6. Observability: You Can’t Debugger-Step Through an LLM
When traditional functions fail, you can step through with a debugger. With LLMs, you need different tools:
Log everything (with PII awareness):
- Input prompt (with sensitive data masked)
- Model name and version
- Temperature and parameters
- Raw output
- Parsed/validated output
- Latency and token usage
Tip: Hash or redact emails, IDs, and other personal data before writing logs to disk.
Monitor for drift:
- Track validator success rates
- Monitor output format compliance
- Watch for semantic drift in responses
- Set up alerts for cost spikes or unusual patterns
Common Pitfalls and How to Address Them
Pitfall 1: “Let me have a conversation with the API”
Symptom: Prompts that say “Please analyze this and tell me about…”
Fix: Define exact output format: Return only: {"summary": "...", "category": "..."}
Pitfall 2: “It worked in testing!”
Symptom: Surprise when production behavior differs.
Fix: Test against multiple model versions; build in graceful degradation.
Pitfall 3: “LLMs are magic/useless”
Symptom: Either over-trusting or completely dismissing LLMs.
Fix: Understand them as powerful but imperfect tools, like OCR or speech recognition.
The Path Forward
The mental shift from “chatbot” to “fuzzy function” is key to building robust systems with LLMs. It’s not about abandoning what we know—it’s about adapting proven practices to probabilistic components.
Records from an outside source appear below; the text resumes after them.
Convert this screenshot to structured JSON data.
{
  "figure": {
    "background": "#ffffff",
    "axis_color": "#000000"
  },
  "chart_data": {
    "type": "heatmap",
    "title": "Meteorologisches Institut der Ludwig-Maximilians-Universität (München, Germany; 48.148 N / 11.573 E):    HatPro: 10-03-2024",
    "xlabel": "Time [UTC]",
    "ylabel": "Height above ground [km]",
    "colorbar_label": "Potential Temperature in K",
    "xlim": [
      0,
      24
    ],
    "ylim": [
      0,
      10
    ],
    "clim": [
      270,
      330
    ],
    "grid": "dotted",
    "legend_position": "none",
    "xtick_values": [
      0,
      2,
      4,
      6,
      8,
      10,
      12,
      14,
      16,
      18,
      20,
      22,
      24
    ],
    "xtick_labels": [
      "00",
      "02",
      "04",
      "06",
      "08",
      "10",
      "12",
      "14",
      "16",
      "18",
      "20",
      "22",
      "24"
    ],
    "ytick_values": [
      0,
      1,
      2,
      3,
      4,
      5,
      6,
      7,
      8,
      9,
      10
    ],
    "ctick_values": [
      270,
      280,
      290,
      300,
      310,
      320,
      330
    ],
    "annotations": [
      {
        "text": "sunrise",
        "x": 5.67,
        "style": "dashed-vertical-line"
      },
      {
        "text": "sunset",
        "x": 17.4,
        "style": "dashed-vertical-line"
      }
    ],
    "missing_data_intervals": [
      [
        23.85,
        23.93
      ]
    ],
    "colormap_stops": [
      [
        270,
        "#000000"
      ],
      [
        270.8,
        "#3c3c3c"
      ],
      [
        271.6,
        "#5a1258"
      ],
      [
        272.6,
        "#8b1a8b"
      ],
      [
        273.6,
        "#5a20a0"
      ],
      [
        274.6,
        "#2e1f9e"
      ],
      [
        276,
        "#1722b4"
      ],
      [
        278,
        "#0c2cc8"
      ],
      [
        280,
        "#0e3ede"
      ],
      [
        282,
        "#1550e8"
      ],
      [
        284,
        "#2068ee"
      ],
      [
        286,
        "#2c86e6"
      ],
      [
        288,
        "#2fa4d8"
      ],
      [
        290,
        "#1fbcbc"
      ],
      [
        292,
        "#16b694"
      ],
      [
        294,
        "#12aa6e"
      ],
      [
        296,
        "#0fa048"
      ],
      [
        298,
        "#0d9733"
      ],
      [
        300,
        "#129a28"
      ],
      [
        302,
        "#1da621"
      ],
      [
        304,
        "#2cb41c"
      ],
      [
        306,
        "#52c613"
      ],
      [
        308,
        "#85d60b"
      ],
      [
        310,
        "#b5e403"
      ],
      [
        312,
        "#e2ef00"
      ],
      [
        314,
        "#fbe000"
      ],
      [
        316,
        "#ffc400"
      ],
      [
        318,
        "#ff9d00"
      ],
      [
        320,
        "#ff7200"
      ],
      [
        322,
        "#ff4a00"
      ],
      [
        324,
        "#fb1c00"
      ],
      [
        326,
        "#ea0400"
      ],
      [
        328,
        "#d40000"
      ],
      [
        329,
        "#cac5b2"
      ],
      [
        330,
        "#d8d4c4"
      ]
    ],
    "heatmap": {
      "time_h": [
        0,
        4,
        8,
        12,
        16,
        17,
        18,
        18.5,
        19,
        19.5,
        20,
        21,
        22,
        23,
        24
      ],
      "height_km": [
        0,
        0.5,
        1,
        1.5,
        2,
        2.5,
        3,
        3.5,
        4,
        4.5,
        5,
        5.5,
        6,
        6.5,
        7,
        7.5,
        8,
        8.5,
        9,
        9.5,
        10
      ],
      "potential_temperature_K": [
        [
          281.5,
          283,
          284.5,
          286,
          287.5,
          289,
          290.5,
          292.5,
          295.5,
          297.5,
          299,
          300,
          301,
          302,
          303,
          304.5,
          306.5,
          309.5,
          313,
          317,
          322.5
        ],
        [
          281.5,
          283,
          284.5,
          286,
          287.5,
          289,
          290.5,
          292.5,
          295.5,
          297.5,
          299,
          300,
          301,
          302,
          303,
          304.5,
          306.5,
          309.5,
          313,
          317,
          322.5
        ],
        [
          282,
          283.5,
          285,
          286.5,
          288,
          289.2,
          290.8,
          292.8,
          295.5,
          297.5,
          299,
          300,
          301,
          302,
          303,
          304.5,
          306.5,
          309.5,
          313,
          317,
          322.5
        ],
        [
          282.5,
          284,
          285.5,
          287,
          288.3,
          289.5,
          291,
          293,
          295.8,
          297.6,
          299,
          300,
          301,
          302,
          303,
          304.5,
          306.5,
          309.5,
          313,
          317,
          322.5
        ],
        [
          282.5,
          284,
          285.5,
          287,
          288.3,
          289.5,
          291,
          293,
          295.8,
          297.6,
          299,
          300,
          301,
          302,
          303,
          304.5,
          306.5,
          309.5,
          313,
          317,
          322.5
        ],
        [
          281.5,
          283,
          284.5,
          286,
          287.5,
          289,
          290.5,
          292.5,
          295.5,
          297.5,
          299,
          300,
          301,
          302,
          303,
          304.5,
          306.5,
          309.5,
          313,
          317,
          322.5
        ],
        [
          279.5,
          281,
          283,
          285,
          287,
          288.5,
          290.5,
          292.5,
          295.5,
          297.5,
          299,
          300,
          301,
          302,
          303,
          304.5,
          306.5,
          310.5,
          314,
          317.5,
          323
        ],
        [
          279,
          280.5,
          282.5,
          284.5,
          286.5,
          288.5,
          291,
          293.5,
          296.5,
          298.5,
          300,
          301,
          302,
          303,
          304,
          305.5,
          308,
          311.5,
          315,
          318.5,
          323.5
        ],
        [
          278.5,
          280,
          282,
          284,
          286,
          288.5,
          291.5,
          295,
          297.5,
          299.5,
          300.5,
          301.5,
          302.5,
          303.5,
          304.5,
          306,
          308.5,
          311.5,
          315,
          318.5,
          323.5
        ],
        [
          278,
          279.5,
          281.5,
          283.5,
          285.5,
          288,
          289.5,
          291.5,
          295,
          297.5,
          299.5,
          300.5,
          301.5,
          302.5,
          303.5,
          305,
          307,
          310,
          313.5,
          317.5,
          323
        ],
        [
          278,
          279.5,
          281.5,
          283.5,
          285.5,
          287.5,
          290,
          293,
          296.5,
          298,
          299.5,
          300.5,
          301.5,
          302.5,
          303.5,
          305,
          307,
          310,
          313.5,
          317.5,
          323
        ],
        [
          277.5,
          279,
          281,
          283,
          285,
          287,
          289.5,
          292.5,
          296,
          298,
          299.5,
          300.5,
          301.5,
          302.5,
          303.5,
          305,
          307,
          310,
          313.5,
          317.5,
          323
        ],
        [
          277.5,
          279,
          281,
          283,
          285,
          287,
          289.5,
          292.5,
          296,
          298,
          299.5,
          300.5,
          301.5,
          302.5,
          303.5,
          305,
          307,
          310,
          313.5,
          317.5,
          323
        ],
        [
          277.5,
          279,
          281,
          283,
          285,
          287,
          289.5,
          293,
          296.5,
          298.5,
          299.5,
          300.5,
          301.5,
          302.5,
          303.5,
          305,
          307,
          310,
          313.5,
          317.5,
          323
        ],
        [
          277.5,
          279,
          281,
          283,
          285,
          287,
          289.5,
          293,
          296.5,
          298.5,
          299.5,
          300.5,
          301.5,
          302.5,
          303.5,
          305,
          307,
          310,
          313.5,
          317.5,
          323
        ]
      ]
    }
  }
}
These adaptations — evaluations instead of assertions, confidence thresholds instead of binary success, human-in-the-loop as a feature not a bug — prepare you for the next level of AI development. Once you’re comfortable with LLMs as functions, you’re ready to compose them into agents, workflows, and increasingly sophisticated systems.
The future of software isn’t deterministic OR probabilistic—it’s both, working together. Your existing engineering skills are the foundation. The probabilistic twist is just that—a twist, not a rewrite.
Start small. Find one text transformation in your current system that could benefit from some fuzziness. Wrap it in a function. Test it like you would any external service. Monitor it in production. Let humans improve it. Then build from there.
Your decades of engineering wisdom still apply. You just have a new, powerful, slightly unpredictable tool in your toolkit.